Statut de la minorité
«Les réticences obstinées de toute nature de la part du gouvernement turc à reconnaître l’existence séparée des Kurdes en tant que groupe ethnique ayant sa propre langue et sa propre culture…
Le refus par les Turcs de reconnaître un statut de minorité aux Kurdes garantissant un statut culturel national ou politique autonome au Kurdistan turc…
La politique discriminatoire et oppressive d’Ankara ont conduit finalement à la création du Parti des travailleurs du Kurdistan (PKK) en 1978, au nom de la lutte pour les droits non reconnus de la minorité kurde.
Les Albanais était dans une situation totalement inverse. Leur minorité ethnique était reconnue en Yougoslavie. Leur langue aussi.
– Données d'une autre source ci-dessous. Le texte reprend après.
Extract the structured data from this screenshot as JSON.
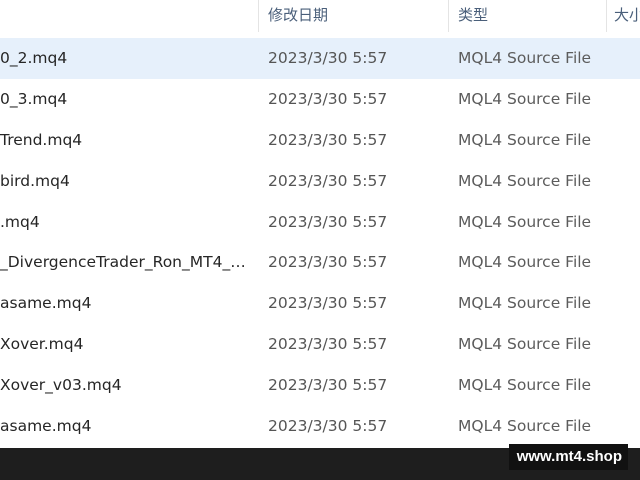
{
  "header": {
    "columns": [
      {
        "label": "修改日期"
      },
      {
        "label": "类型"
      },
      {
        "label": "大小"
      }
    ],
    "sort_indicator": "chevron-up-icon"
  },
  "files": [
    {
      "name": "0_2.mq4",
      "date": "2023/3/30 5:57",
      "type": "MQL4 Source File",
      "selected": true
    },
    {
      "name": "0_3.mq4",
      "date": "2023/3/30 5:57",
      "type": "MQL4 Source File"
    },
    {
      "name": "Trend.mq4",
      "date": "2023/3/30 5:57",
      "type": "MQL4 Source File"
    },
    {
      "name": "bird.mq4",
      "date": "2023/3/30 5:57",
      "type": "MQL4 Source File"
    },
    {
      "name": ".mq4",
      "date": "2023/3/30 5:57",
      "type": "MQL4 Source File"
    },
    {
      "name": "_DivergenceTrader_Ron_MT4_v...",
      "date": "2023/3/30 5:57",
      "type": "MQL4 Source File"
    },
    {
      "name": "asame.mq4",
      "date": "2023/3/30 5:57",
      "type": "MQL4 Source File"
    },
    {
      "name": "Xover.mq4",
      "date": "2023/3/30 5:57",
      "type": "MQL4 Source File"
    },
    {
      "name": "Xover_v03.mq4",
      "date": "2023/3/30 5:57",
      "type": "MQL4 Source File"
    },
    {
      "name": "asame.mq4",
      "date": "2023/3/30 5:57",
      "type": "MQL4 Source File"
    }
  ],
  "watermark": "www.mt4.shop",
  "colors": {
    "selected_row": "#e6f0fb",
    "header_text": "#4a5f7a",
    "taskbar": "#1e1e1e"
  }
}
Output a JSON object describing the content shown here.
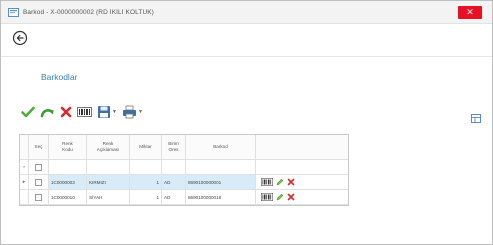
{
  "window": {
    "title": "Barkod - X-0000000002 (RD İKİLİ KOLTUK)",
    "close_label": "✕"
  },
  "page": {
    "title": "Barkodlar"
  },
  "toolbar": {
    "buttons": [
      "save-check-icon",
      "undo-icon",
      "delete-icon",
      "barcode-icon",
      "save-icon",
      "print-icon"
    ]
  },
  "grid": {
    "columns": {
      "sec": "Seç",
      "kod_line1": "Renk",
      "kod_line2": "Kodu",
      "aciklama_line1": "Renk",
      "aciklama_line2": "Açıklaması",
      "miktar": "Miktar",
      "birim_line1": "Birim",
      "birim_line2": "Ores",
      "barkod": "Barkod"
    },
    "new_row_marker": "*",
    "rows": [
      {
        "indicator": "▸",
        "renk_kodu": "1C0000003",
        "aciklama": "KIRMIZI",
        "miktar": "1",
        "birim": "AD",
        "barkod": "8690100000001"
      },
      {
        "indicator": "",
        "renk_kodu": "1C0000010",
        "aciklama": "SİYAH",
        "miktar": "1",
        "birim": "AD",
        "barkod": "8690100000018"
      }
    ]
  },
  "colors": {
    "accent": "#3c7fb0",
    "selected_row": "#d7ebf8",
    "close": "#e81123",
    "check": "#4caf3a",
    "delete": "#d9292b"
  }
}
Les Albanais avaient leur État, l’Albanie, alors que les Kurdes n’ont jamais joui de ce privilège. La minorité albanaise avait son université ethnique unique, propre au Kosovo depuis 1969 (aucune démocratie occidentale n’a jamais permis à ses minorités de créer des universités).
En 1974, pour apaiser l’irrédentisme sans fin de la minorité albanaise et sa violence sporadique, le gouvernement yougoslave a taillé dans une partie de la terre serbe historique du Kosovo pour en faire une province autonome (cet acte peut être comparé au don égoïste de la Crimée à l’Ukraine par Krouchtchev en 1954).
Néanmoins, les Albanais, inspirés par des cercles anti-yougoslaves à l’Ouest, ont de nouveau provoqué des troubles en 1981, en exigeant la fédéralisation. Veuillez prendre note que 1981, c’était longtemps avant que Milosevic, l’homme fort, apparaisse. En fait, Milosevic est arrivé au pouvoir en 1989 en promettant au peuple qu’il mettrait fin à la violence albanaise au Kosovo.
Donc, si nous comparons les Kurdes humiliés en Turquie, et les Albanais privilégiés avant leur insurrection en 1981, nous devons dire que les deux cas sont fondamentalement différents.
La composante belliqueuse
… l’UCK [Armée de libération du Kosovo] – une organisation terroriste typique, conçue comme une réplique du PKK, de l’IRA, de l’ETA ou du Hezbollah.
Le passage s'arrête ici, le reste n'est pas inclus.